2. John understands there to be a fundamental unity between the Logos and God. The Logos was God (theos ēn ho logos). This should not surprise us given the fact that, as a Hebrew, John was a thoroughgoing monotheist. He believed there was one God. If the Logos is a divine being for John, then the Logos must be God. There is unity of being between them. Some have argued that the verse ought to be translated: The Logos was a God. The rationale is that since Greek has no indefinite article, and since John does not identify the God to whom he is here referring with a definite article, and since we know its nonsense for God to be both one and more than one all at the same time, then the Logos must be a god rather than the God. For reasons noted above, this argument doesn’t hold water. John is Hebrew, remember, and a monotheist. Further, plenty of definite Greek nouns show up without the article. For example, when John writes that those who saw Jesus beheld “glory as of the only born from the Father” (1:14), there is no definite article in front of Father in the Greek text. Surely John didn’t mean “glory as the only born of a father.” His point is Jesus’ unique relation to the God of Israel. It wouldn’t help his argument if he were referring to any old undefined father. No, John means the Father in v. 14, and he means the only God in v. 1. The Logos is God.
3. But John does not merely affirm unity between the Logos and the creator God. If he had only affirmed as much, we wouldn’t be all that shocked. The surprising thing is that John also says, “the Logos was with God.” If John introduces unity between the Logos and God by saying, “the Logos was God,” then he introduces diversity by saying, “the Logos was with God.” And here is the key issue for John. If we are to understand the true God, we must understand that his nature includes both unity and distinction.

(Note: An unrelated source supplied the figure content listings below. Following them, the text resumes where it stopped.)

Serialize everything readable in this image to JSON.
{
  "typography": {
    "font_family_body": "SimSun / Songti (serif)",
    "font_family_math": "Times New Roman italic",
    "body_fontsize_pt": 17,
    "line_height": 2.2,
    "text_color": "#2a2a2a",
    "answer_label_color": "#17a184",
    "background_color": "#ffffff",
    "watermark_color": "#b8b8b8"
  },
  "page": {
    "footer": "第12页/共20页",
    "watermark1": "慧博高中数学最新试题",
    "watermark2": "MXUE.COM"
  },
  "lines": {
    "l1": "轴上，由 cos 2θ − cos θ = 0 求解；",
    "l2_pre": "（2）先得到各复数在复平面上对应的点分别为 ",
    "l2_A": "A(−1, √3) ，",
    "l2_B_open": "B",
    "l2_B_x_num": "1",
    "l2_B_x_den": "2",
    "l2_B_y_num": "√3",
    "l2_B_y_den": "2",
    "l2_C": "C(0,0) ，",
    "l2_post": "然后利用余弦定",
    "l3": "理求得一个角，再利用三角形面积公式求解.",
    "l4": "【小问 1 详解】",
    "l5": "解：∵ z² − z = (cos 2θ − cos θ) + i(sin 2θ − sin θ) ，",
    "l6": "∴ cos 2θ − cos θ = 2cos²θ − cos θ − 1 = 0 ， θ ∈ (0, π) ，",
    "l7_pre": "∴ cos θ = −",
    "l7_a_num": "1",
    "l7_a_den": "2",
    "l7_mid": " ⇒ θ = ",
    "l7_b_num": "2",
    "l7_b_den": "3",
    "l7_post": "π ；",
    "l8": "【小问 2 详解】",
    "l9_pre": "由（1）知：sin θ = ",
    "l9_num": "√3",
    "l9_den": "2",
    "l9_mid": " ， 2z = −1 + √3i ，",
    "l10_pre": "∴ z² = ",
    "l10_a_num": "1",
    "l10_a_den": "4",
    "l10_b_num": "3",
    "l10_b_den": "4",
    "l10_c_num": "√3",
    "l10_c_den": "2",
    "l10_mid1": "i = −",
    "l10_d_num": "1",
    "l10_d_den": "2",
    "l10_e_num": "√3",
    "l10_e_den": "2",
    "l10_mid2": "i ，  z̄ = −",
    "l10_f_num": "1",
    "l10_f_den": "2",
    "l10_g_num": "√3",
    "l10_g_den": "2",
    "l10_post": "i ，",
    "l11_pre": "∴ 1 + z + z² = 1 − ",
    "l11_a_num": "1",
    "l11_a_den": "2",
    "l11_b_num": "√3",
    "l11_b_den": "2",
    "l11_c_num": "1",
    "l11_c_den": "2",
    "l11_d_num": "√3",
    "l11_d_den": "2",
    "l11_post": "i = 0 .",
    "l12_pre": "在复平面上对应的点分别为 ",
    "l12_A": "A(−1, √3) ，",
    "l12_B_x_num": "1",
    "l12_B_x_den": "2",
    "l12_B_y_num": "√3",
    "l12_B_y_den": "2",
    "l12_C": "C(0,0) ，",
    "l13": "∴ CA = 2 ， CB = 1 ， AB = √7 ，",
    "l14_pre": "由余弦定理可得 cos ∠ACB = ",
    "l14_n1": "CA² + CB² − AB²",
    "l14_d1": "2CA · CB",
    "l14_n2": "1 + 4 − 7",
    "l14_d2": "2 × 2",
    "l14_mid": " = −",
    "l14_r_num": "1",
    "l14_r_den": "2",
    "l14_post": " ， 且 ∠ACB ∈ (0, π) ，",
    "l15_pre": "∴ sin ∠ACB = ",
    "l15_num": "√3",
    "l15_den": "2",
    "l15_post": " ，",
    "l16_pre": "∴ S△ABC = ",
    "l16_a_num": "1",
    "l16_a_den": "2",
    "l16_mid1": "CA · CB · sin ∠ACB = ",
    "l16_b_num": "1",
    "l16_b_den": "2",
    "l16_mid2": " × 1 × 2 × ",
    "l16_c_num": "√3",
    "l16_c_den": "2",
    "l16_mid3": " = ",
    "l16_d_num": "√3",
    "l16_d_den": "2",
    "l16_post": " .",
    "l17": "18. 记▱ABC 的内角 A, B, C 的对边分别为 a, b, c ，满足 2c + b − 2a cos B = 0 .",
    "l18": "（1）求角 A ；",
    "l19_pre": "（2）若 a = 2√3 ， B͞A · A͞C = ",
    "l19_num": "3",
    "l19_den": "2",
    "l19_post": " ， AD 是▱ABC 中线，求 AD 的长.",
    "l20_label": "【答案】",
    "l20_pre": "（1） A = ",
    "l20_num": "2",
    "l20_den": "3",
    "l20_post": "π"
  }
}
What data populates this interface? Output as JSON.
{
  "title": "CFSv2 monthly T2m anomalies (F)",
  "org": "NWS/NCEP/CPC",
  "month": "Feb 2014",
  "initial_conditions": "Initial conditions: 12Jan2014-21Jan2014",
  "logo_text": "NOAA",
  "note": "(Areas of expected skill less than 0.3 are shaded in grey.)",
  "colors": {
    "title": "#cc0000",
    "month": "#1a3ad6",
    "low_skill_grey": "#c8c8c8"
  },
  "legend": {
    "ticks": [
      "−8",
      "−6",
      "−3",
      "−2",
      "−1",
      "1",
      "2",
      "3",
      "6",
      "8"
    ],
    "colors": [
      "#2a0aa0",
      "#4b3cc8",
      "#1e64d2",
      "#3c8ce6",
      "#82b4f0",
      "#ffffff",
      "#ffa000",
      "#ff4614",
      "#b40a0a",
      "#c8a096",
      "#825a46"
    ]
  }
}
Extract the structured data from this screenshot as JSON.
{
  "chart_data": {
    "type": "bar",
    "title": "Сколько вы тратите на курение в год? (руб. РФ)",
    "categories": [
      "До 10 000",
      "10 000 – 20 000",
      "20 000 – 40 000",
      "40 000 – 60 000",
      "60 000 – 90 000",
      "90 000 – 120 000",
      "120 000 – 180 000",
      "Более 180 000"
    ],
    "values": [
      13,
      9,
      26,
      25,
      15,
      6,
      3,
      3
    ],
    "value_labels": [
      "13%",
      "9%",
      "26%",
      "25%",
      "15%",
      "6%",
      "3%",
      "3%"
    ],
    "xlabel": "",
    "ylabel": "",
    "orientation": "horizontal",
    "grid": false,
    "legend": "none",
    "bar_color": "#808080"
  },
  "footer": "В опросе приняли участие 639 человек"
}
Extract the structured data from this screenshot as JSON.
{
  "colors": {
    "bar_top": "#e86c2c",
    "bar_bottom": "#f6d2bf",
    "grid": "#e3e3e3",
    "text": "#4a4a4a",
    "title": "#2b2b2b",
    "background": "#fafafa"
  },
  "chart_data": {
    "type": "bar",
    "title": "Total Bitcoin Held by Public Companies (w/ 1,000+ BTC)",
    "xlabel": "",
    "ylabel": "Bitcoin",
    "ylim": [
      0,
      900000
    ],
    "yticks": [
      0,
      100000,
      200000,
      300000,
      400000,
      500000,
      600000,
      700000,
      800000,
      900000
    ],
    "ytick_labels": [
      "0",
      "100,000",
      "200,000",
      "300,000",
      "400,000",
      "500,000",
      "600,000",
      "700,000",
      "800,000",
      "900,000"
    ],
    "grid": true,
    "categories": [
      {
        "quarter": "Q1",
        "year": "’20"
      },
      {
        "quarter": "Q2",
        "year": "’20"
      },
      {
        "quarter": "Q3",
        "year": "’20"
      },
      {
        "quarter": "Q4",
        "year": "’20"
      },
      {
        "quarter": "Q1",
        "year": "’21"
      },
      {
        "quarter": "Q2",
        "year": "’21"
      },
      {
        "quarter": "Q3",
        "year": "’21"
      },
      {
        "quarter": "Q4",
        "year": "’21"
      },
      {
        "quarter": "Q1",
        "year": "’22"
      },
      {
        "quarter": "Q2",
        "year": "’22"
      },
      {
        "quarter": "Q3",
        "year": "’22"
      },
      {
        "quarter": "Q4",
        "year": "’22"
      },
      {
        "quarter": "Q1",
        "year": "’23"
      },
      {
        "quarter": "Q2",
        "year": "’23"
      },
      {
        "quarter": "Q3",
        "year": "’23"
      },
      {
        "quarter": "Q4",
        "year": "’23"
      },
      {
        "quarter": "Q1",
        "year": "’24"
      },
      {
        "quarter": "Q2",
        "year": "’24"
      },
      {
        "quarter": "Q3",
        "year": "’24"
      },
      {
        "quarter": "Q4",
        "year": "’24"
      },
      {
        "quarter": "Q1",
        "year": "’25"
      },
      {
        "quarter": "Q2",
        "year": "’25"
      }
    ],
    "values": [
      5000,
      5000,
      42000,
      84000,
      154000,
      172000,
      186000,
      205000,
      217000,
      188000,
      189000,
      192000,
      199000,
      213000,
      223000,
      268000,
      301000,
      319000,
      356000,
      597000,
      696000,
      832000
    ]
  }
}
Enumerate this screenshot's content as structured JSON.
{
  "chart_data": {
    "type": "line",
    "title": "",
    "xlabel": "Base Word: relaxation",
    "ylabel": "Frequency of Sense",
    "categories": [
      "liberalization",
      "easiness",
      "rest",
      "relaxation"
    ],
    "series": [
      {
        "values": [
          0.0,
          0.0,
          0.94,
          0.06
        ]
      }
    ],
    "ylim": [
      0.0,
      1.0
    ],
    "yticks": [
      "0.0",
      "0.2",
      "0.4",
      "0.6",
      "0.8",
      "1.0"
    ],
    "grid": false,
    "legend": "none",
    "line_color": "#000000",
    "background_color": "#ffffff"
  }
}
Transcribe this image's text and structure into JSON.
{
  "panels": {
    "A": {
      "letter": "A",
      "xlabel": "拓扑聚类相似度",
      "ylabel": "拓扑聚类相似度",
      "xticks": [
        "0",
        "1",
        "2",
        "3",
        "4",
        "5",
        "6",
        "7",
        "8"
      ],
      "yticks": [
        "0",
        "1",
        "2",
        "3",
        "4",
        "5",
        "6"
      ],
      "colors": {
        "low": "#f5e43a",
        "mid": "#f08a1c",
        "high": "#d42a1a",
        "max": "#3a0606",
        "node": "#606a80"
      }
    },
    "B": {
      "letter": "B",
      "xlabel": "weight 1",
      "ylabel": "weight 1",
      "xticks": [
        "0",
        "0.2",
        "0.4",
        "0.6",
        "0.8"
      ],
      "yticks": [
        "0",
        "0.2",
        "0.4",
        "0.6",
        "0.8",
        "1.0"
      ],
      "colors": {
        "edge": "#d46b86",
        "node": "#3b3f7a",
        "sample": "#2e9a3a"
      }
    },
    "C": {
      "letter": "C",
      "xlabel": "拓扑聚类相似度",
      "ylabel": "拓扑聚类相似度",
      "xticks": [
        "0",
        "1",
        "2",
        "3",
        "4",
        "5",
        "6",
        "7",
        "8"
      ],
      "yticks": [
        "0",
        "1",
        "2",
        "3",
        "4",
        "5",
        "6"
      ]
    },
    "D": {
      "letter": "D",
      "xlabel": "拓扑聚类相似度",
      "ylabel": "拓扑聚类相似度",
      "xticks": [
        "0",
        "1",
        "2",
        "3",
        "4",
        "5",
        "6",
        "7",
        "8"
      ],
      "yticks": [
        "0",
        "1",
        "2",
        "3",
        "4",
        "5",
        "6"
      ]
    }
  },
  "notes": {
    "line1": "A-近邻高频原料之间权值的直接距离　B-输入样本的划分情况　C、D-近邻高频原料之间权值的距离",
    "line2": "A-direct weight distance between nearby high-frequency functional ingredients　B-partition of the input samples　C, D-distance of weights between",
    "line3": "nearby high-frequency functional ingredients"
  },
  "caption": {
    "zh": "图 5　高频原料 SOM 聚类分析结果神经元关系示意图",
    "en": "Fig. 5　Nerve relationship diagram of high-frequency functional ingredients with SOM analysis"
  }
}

He is one and he is more than one (specifically three, as we learn later in the gospel).
The importance of all this for Trinitarian theology is to see that a unitarian approach cannot reckon with this langauge. If God is one being and not three persons, then we have to convieniently ignore John’s declaration that the Logos who is God was also with God in the beginning. Neither can one claim exclusive diversity between God and the Logos (and the Spirit for that matter). A tritheistic approach cannot reckon with the langauge of unity between the Logos and the creator God. It is this sort of language that led the Church to adopt the language of “Trinity” to describe the unity and diversity of God revealed in Jesus Christ and in the scriptures. Without the doctrine of the Trinity, there is no account for the biblical language about God. Christianity is a religion of triune theism.
NB: I have avoided the common rendering of “word” for the Greek “logos.” “Logos” means much more than the English “word.” In order to keep the concept fresh and unrestricted, I’ve used the transliteration instead.